И вот раздался звонок, но не телефонный, а в дверях. Это действительно оказалась Хелена. Она выглядела прекрасно, но была бог знает во что одета. Современно или старомодно? Гарри отметил, что эти страшные похожие на бесшовную юбку шаровары будут служить серьезным препятствием в старой доброй игре ногами под столом.
После все-таки интимного приветствия Хелена сказала, что она проголодалась, ей надо чем-то набить желудок, решительно безразлично, где именно, сказала она и тут же заметила раскрытые "Желтые страницы". "Куда со мной?" прочла она вслух. "Звучит хорошо" -- сказала она, -- "по-настоящему поэтично", -- что, Гарри тоже собрался стать поэтом, как его брат? Потом ее палец уткнулся в название рыбного ресторанчика. "Пойдем!" -- сказала она, и Гарри даже не успел порекомендовать ей своего грека. Ей ужасно хотелось морской пакости, устриц она хотела выгрызать прямо из ракушек -- то, как она это произнесла, было полной компенсацией за ее раздутые шаровары. Тут Хелена сразу набрала номер и заказала столик. Гарри перестал думать о прошлом и задвигался туда-сюда. С облегчением он принялся искать по всему дурацкому секционному дому еврочеки, потом вспомнил про длинные скатерти в изысканных ресторанах и на всякий случай сменил носки.
И как он только мог в этом сомневаться. Разумеется, после еды Хелена отправилась к нему. Разумеется, они очутились в постели.
-- Ты ей про это расскажешь?
Гарри засмеялся:
-- Как ты это произнесла!
-- Я хочу с ней познакомиться.
-- Хорошо, очень хорошо, -- ответил Гарри.
-- Но, конечно, только если она будет в курсе.
Гарри подумал о Рите, услашал ее хихиканье и заметил, как он вдруг хихикнул также как Рита. "Я могу ей рассказать, а могу и не рассказывать. Как хочешь. Мне все равно, и Рите, я думаю, тоже."
-- Ты в этом уверен! -- сказала Хелена.
-- Да, -- сказал Гарри, -- что есть, то есть.
Хелена сделалась строгой. Гарри не следует быть таким диктатором. Она хорошо представляет себе, что он полностью подавил бедную Риту.
-- Ну наконец-то, наконец-то, -- сказал Гарри, -- дала о себе знать твоя бабская солидарность. Самое время.
Хелена укусила его в икру. Когда-нибудь она выяснит это дело с Ритой.
-- Что ты говоришь, ничего не нужно выяснять, -- сказал Гарри.
Это ее дело, сказала Хелена. Ей, во всяком случае не улыбается быть обманщицей.
Гарри размяк и стал нежен. Он поинтересовался, всегда ли Хелена думает о таких вещах, переспав с женатым мужиком.

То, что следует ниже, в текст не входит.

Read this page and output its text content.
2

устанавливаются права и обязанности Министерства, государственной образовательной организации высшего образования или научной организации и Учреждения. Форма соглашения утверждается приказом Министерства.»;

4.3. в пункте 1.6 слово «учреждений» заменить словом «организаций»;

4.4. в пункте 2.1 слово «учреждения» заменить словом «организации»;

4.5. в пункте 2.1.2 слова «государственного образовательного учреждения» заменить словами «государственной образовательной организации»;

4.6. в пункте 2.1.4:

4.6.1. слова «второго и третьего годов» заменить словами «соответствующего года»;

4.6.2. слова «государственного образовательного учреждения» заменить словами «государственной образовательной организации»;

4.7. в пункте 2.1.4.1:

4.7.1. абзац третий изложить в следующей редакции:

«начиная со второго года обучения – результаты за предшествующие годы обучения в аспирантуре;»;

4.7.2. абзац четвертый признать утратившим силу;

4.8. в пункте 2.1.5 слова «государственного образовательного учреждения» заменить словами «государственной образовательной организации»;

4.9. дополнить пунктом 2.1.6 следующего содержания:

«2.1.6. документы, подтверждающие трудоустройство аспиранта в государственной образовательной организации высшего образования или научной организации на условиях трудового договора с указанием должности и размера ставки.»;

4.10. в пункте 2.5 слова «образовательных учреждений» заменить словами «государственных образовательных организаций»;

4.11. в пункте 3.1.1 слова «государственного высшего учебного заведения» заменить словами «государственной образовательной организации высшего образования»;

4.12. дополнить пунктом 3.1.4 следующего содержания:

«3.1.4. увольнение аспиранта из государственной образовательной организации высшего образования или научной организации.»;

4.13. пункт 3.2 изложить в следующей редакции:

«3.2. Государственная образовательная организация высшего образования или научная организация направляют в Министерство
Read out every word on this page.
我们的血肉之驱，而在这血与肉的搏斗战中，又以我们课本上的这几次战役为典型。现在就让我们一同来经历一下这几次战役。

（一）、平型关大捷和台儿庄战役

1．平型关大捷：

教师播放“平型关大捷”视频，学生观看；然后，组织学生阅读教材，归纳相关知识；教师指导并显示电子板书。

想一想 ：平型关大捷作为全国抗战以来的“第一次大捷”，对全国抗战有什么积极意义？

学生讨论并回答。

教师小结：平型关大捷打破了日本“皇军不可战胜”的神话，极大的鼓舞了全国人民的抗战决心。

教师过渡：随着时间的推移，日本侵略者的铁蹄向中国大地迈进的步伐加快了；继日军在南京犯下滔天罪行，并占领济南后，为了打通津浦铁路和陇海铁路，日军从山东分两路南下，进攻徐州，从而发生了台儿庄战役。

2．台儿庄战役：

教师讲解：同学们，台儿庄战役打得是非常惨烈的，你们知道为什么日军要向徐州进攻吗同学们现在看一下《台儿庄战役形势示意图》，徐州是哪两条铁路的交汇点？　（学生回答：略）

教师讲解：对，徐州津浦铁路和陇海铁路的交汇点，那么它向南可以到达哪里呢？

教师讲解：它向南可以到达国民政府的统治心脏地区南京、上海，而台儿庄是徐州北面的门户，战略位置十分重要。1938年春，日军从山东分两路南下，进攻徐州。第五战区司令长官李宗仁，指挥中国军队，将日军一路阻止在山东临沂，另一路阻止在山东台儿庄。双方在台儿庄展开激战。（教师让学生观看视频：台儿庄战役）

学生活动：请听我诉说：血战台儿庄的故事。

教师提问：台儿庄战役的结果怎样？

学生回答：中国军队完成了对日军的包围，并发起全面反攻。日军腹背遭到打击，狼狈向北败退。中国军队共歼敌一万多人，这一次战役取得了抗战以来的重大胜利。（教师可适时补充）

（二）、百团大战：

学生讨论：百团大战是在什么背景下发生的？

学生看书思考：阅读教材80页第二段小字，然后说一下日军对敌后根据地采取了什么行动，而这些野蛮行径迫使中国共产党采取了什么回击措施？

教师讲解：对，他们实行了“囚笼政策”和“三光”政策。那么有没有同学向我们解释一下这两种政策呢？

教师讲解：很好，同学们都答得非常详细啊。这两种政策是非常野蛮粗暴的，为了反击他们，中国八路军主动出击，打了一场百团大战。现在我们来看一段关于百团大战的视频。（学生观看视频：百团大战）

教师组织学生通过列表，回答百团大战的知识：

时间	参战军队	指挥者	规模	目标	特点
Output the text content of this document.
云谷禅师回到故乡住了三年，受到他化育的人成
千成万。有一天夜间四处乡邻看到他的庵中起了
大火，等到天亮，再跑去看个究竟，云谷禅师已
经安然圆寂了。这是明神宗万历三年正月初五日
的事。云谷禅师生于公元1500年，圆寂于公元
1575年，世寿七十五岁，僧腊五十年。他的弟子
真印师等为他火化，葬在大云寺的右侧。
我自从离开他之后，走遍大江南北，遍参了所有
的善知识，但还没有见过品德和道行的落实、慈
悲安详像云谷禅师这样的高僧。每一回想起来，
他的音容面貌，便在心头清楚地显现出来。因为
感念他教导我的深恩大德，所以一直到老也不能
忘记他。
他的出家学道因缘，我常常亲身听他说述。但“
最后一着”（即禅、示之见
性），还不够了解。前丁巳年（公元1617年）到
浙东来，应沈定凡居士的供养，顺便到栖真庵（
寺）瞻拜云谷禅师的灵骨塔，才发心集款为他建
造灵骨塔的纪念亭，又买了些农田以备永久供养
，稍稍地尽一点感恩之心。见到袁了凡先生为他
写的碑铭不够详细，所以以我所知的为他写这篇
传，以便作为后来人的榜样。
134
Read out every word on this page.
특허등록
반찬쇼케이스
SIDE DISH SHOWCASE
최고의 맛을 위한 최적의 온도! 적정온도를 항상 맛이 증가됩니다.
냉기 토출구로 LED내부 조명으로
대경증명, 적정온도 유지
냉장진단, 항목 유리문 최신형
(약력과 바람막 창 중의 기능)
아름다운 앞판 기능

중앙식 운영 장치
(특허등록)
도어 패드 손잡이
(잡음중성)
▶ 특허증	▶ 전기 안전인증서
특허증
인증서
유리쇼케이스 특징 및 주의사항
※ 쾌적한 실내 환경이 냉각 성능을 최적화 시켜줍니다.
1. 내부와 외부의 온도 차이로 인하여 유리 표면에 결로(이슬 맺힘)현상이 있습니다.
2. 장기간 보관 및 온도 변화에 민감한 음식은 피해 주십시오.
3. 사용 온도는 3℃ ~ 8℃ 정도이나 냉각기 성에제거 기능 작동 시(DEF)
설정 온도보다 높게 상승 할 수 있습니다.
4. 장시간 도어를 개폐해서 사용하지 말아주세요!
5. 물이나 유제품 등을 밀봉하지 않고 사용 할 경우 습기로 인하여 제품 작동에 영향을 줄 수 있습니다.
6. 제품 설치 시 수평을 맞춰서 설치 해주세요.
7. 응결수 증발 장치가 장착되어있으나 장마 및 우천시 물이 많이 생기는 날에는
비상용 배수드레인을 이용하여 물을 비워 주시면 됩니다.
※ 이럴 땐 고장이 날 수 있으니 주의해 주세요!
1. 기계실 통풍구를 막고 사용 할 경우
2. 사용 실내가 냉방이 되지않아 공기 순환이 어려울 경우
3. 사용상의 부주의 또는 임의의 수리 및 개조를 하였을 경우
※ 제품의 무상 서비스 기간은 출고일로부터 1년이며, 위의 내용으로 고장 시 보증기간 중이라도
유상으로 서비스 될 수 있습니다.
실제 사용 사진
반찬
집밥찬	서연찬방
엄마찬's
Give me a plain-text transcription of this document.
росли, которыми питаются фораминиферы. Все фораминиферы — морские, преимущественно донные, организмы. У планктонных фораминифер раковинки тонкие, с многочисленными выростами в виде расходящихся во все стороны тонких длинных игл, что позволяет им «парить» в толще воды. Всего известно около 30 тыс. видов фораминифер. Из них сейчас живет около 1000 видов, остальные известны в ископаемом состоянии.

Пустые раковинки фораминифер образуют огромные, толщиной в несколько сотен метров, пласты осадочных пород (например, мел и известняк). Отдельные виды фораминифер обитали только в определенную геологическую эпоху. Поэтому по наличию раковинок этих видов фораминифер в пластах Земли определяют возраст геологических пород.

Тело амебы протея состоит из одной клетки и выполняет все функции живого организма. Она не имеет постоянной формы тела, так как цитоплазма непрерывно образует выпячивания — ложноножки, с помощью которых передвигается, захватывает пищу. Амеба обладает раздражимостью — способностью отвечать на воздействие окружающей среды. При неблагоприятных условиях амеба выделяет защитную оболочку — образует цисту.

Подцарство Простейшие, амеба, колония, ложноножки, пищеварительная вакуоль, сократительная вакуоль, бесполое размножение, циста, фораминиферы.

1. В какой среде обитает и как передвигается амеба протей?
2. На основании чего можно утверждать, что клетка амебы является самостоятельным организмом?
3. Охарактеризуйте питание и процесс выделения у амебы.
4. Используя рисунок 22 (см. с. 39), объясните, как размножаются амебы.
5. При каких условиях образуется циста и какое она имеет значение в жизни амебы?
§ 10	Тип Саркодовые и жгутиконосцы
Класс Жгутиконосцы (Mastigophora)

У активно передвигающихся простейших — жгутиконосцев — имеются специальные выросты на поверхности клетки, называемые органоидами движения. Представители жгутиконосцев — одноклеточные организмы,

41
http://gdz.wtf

Она по-боксерски стукнула его:
-- Тебя это не касается!
Гарри погладил ее:
-- Это делает тебе честь, хоть и совершенно излишнюю. Во всяком случае, в данной ситуации.
Хелена засмеялась и повторила сказанное им. "Во всяком случае, в данной ситуации". Здесь что-то есть, в нелогичности этого предложения. Да, что касается парадоксальных сентенций, тут Гарри еще в хорошей форме.
Гарри потянулся:
-- Только что касается сентенций?
Хелена стала проверять тело Гарри. Внешне он в полном порядке. "Сколько тебе лет?" -- спросила она.
-- Ты что, серьезно?
Хелена поклялась, что она действительно этого не знает.
Гарри застонал. То так, то этак. Родился в 45-м. Теперь вроде уже 1981-й. "Только от этого не легче." Ведь если он учинит такую же недоверчивую проверку телу Хелены, она немедлено обзовет его мачо-инспектором-мясником, ведь так?
Хелена кивнула:
-- Совершенно верно.
Гарри считал, что женщины могут позволить себе гораздо больше бесстыдностей, чем мужчины. "Твой нос во всяком случае не стал короче", -сказал он.
-- А что у тебя за отношение к Рите? -- спросила Хелена.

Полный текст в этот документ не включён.